CDS-101: Introduction to Computational and Data Sciences

Download this reading

library(tidyverse)
county_complete <- read_rds(
  path = url("http://spring18.cds101.com/files/datasets/county_complete.rds"))

The limits of probability mass functions

Probability mass functions (PMFs) work well if the number of unique values is small. But as the number of unique values increases, the probability associated with each value gets smaller and the effect of random noise increases.

Let’s recall that, in the previous reading, we plotted and compared PMFs of the average work travel time in Virginia and New Jersey, which resulted in this figure:

plot of chunk va-nj-travel-times-pmf

What happens if we choose binwidth = 0.1 for plotting the mean_work_travel distribution? The values in mean_work_travel are reported to the first decimal place, so binwidth = 0.1 does not “smooth out” the data. This increases the number of distinct values in mean_work_travel from 41 to 304. The comparison between the Virginia and New Jersey PMFs will then look like this:

plot of chunk mean-work-travel-pmf-no-rounding

This visualization has a lot of spikes of similar heights, which makes this difficult to interpret and limits its usefulness. Also, it can be hard to see overall patterns; for example, what is the approximate difference in means between these two distributions?

This illustrates the tradeoff when using histograms and PMFs for visualizing single variables. If we smooth things out by using larger bin sizes, then we can lose information that may be useful. On the other hand, using small bin sizes creates plots like the one above, which is of limited (if any) utility.

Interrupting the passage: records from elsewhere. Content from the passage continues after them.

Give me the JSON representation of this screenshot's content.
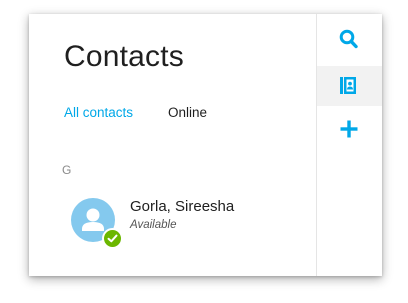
{
  "panel": {
    "title": "Contacts",
    "tabs": [
      {
        "label": "All contacts",
        "active": true
      },
      {
        "label": "Online",
        "active": false
      }
    ],
    "groups": [
      {
        "letter": "G",
        "contacts": [
          {
            "name": "Gorla, Sireesha",
            "status": "Available",
            "presence_color": "#6bb700"
          }
        ]
      }
    ]
  },
  "rail": {
    "icons": [
      "search-icon",
      "contacts-book-icon",
      "add-icon"
    ],
    "active": "contacts-book-icon"
  },
  "colors": {
    "accent": "#00a8e8",
    "avatar": "#84c9ee",
    "presence_available": "#6bb700"
  }
}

An alternative that avoids these problems is the cumulative distribution function (CDF), which we turn to describing next. But before we discuss CDFs, we first have to understand the concept of percentiles.

Percentiles

If you have taken a standardized test, you probably got your results in the form of a raw score and a percentile rank. In this context, the percentile rank is the fraction of people who scored lower than you (or the same). So if you are “in the 90th percentile”, you did as well as or better than 90% of the people who took the exam.

As an example, say that you and 4 other people took a test and received the following scores:

55  66  77  88  99

If you received the score of 88, then what is your percentile rank? We can calculate it as follows:

test_scores <- tribble(
  ~score,
  55,
  66,
  77,
  88,
  99)
  
number_of_tests <- test_scores %>%
  count() %>%
  pull(n)
  
number_of_lower_scores <- test_scores %>%
  filter(score <= 88) %>%
  count() %>%
  pull(n)
  
percentile_rank <- 100.0 * number_of_lower_scores / number_of_tests

From this, we find that the percentile rank for a score of 88 is 80. Mathematically, the calculation is \(100 \times \dfrac{4}{5} = 80\).

As you can see, if you are given a value, it is easy to find its percentile rank; going the other way is slightly harder. One way to do this is to sort the scores and find the row number that corresponds to a percentile rank. To find the row number, divide the total number of scores by 100, multiply that number by the desired percentile rank, and then round up to the nearest integer value. The rounding up operation can be handled via the ceiling() function. So, for our example, the value with percentile rank 55 is:

percentile_rank_row_number <- ceiling(55 * number_of_tests / 100)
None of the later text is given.